American literature 1800-1890

American literature 1800-1890
Nationalism: a call for a national literature
Three different points of view:
1. One wanted books that expressed special characters of the nation, not books which were based on European literature.
2. Another group felt that American literature was too young to declare it’s independence from the British literary tradition.
3. The third group felt that the call for a national literature was a mistake. To them, good literature was universal, always rising above time and place where it was written.

Novels
* Novels were the first popular literature of the newly independent United States.
* There were almost no American novels written before the revolution
*The Novel was considered dangerous form of literature by the American Puritans. Novels put “immoral” ideas in the heads of young people.

Modern Chivalry (1792) by Hugh Henry Brackenridge. He wanted to achieve a reform in morals and manners of the people


Brockden Brown (Wieland): had the ability to describe complicated and often cruel minds. Wrote psychological gothic novels.

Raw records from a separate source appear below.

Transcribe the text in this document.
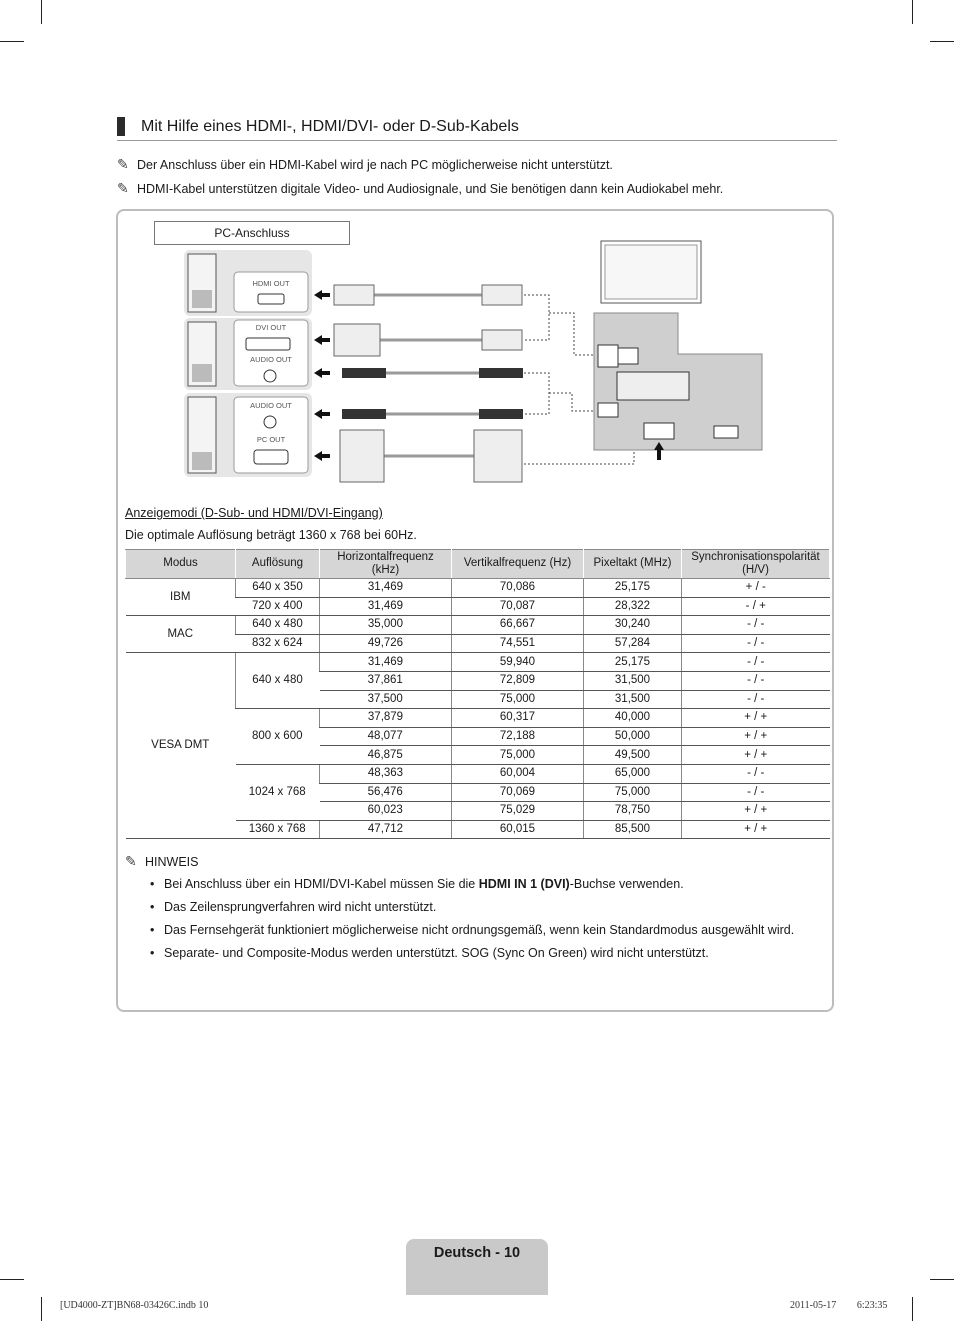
Mit Hilfe eines HDMI-, HDMI/DVI- oder D-Sub-Kabels
✎ Der Anschluss über ein HDMI-Kabel wird je nach PC möglicherweise nicht unterstützt.
✎ HDMI-Kabel unterstützen digitale Video- und Audiosignale, und Sie benötigen dann kein Audiokabel mehr.
PC-Anschluss
HDMI OUT
DVI OUT
AUDIO OUT
AUDIO OUT
PC OUT
Anzeigemodi (D-Sub- und HDMI/DVI-Eingang)
Die optimale Auflösung beträgt 1360 x 768 bei 60Hz.
Modus	Auflösung	Horizontalfrequenz (kHz)	Vertikalfrequenz (Hz)	Pixeltakt (MHz)	Synchronisationspolarität (H/V)
IBM	640 x 350	31,469	70,086	25,175	+ / -
	720 x 400	31,469	70,087	28,322	- / +
MAC	640 x 480	35,000	66,667	30,240	- / -
	832 x 624	49,726	74,551	57,284	- / -
VESA DMT	640 x 480	31,469	59,940	25,175	- / -
		37,861	72,809	31,500	- / -
		37,500	75,000	31,500	- / -
	800 x 600	37,879	60,317	40,000	+ / +
		48,077	72,188	50,000	+ / +
		46,875	75,000	49,500	+ / +
	1024 x 768	48,363	60,004	65,000	- / -
		56,476	70,069	75,000	- / -
		60,023	75,029	78,750	+ / +
	1360 x 768	47,712	60,015	85,500	+ / +
✎ HINWEIS
• Bei Anschluss über ein HDMI/DVI-Kabel müssen Sie die HDMI IN 1 (DVI)-Buchse verwenden.
• Das Zeilensprungverfahren wird nicht unterstützt.
• Das Fernsehgerät funktioniert möglicherweise nicht ordnungsgemäß, wenn kein Standardmodus ausgewählt wird.
• Separate- und Composite-Modus werden unterstützt. SOG (Sync On Green) wird nicht unterstützt.
Deutsch - 10
[UD4000-ZT]BN68-03426C.indb 10	2011-05-17 ￿￿ 6:23:35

Washington Irving: Rip Van Winkle and The Legend of Sleepy Hollow.



An American Renaissance:
In the 1830s and 1840s there was a call for the “new spiritual era.” The young intellectuals of Boston were dissatisfied with the old patriotism. America’s power and wealth did not interest them. They wanted to explore the inner life. They studied the Greek, German, and Indian philosophers. Many kept diaries about their life and feelings. Others became vegetarians and nudists.
Transcendentalism: a movement of feeling and beliefs rather than a system of philosophy. Transcendentalist rejected both the conservative Puritanism of their ancestors and the newer, liberal faith of Unitarianism (a branch of Christian church which does not believe in the Trinity [the union of Father, Son and Holy Spirit in one God].)
They saw both religions as “negative, cold, lifeless.” Although they respected Christ for the wisdom of his teachings, they thought of the works of Shakespeare and the great philosophers as equally important.
The Transcendentalists tried to find the truth through feeling and intuition rather than through logic. They found God everywhere, in man and nature. In many ways nature was their Bible:

Sea, earth, air, sound, silence
Plant, quadruped, bird
By one music enchanted,
One deity stirred.
(Ralph Waldo Emerson)

Major literary figures:
1. Ralph Waldo Emerson(1803-1882):
He founded the “Transcendental Club.” It’s magazine, The Dial, was the true voice of their thought and feelings.
and Henry David Thoreau
The Transcendentalists divided into two groups:
1. Those who were interested in social reform
2. Those interested in the individual (such as Ralph Waldo Emerson and Henry David Thoreau).